Our project for the Spring Term is ‘Shapes, Space and Structures’
Last term the children took great delight in learning about colours in our ‘Colours and Shapes’ project. There are so many great activities that support this area of learning that we found time was running out, and before we knew it, Christmas was upon us! Although we started to touch on the ‘shapes’ element of the project with the children, there is really so much to explore.
So, for this term we will be really focussing on the shapes that make up our world, and how these shapes can be joined together to form spaces and structures.
Recently there has been an increasing amount of research demonstrating that children’s early spatial thinking predicts their mathematical achievement and understanding in later years. The key skills are visualising what shapes will look like when they are combined or rotated.
When beginning to teach shapes, we start with the most common shapes; squares, triangles, circles, and rectangles, before introducing trickier shapes like diamonds, hexagons, and stars.

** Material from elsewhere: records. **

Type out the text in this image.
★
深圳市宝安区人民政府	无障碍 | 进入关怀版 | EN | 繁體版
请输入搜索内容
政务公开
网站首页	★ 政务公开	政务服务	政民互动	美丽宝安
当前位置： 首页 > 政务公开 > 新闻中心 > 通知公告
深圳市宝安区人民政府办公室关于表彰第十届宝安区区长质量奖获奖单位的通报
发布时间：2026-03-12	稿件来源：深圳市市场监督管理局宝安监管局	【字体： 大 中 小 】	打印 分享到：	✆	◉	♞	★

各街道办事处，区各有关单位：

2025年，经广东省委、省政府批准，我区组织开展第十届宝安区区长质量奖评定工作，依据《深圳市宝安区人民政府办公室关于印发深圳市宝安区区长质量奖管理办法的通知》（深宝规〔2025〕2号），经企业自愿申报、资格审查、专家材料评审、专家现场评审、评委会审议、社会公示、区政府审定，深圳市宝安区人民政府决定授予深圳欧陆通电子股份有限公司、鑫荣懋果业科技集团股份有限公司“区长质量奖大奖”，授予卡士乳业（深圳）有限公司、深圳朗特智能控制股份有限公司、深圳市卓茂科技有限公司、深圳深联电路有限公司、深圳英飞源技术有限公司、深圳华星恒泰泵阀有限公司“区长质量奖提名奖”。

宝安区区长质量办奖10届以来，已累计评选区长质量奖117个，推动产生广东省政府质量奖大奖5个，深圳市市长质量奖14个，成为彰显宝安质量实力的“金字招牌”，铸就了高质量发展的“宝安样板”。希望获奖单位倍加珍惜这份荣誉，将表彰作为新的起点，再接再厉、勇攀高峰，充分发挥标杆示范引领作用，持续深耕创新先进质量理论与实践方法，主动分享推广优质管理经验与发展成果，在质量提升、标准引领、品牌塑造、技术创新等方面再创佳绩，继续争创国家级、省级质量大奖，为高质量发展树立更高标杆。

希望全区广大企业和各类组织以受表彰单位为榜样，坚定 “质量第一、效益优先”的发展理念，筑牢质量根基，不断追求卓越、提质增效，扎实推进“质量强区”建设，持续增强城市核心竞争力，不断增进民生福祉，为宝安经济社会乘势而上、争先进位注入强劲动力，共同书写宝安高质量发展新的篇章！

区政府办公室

It’s interesting to note that when discussing shapes with your child you may find yourself talking about ‘slopey sides’, ‘roof shaped’ or ‘a flat bottom’, and using gestures to help. The vocabulary you use about shape properties, such as sides, edge and corner help children to identify the key features of shapes. The early experiences likely to develop such abilities would seem to be obvious – jigsaw puzzles and construction – and this is indeed what research has found.
We support this with an exciting range of jigsaw puzzles geared to all of the differing age groups and abilities of our children. We know that puzzle play generally improves children’s spatial thinking as they identify the features of pieces and physically rotate them to fit. It also suggests that providing increasingly challenging puzzles and actually teaching children puzzle-solving strategies, will develop children’s spatial skills. Shape puzzles can progress from shape sorters and insert puzzles, to jigsaw puzzles with more pieces and greater complexity.
Block and construction play have always formed an important element of Montessori learning in the early years, with some impressive results. We have a wide range of blocks, geometric shapes and building resources, and we also use natural building resources to encourage further imaginative building skills in our children. It’s interesting that research supports building play that initially takes place between older and younger children together, helps both to gain the most developmentally. The younger child is mirroring and gaining confidence to experiment, whilst the older child is gaining skills in being able to explain and demonstrate the task. Montessori supports this extremely well, as we already know.
Giving your child specific challenges, such as building a boat or a bridge, improves both their mathematics and ability to focus and think flexibly: hence the suggestion by researchers that this might increase ‘school readiness’.
Children will naturally start to recognise the shapes they’ve learnt about in the objects that they see around them. We will be encouraging them to point out and recognise different shapes they can find with indoor and outdoor treasure hunts, a wide range of shape related nursery activities, and also in the story books and songs that we will share through the term ahead.
Physical play can be incorporated by getting our children to actually make the shapes we are learning about with their hands or bodies. Team work will be encouraged to help them complete this task!
As part of the project we will also be talking to the children about architecture, and will be asking them to look at the different shapes, spaces and structures that form familiar buildings like their house, our nursery building etc. We will also be looking at some famous buildings from around the world that can be easily recognised by their shape.
Junk modelling lends itself really well to this project and we will be asking our children to create their own imaginative ‘buildings’ using cardboard boxes, tubes, glue etc. This can be scaled up in the outdoors to create larger sized constructions, and we can note how the shapes leave spaces sometimes large enough for us to walk or crawl through.
If you have any activity ideas, or favourite stories or songs from home that will support our project this term, please do let us know so that we can include them in our nursery day.
We’re excited to be learning about all things shape related and I’ll kick us off with everyone’s favourite shape that’s easy to spot…..THE CIRCLE!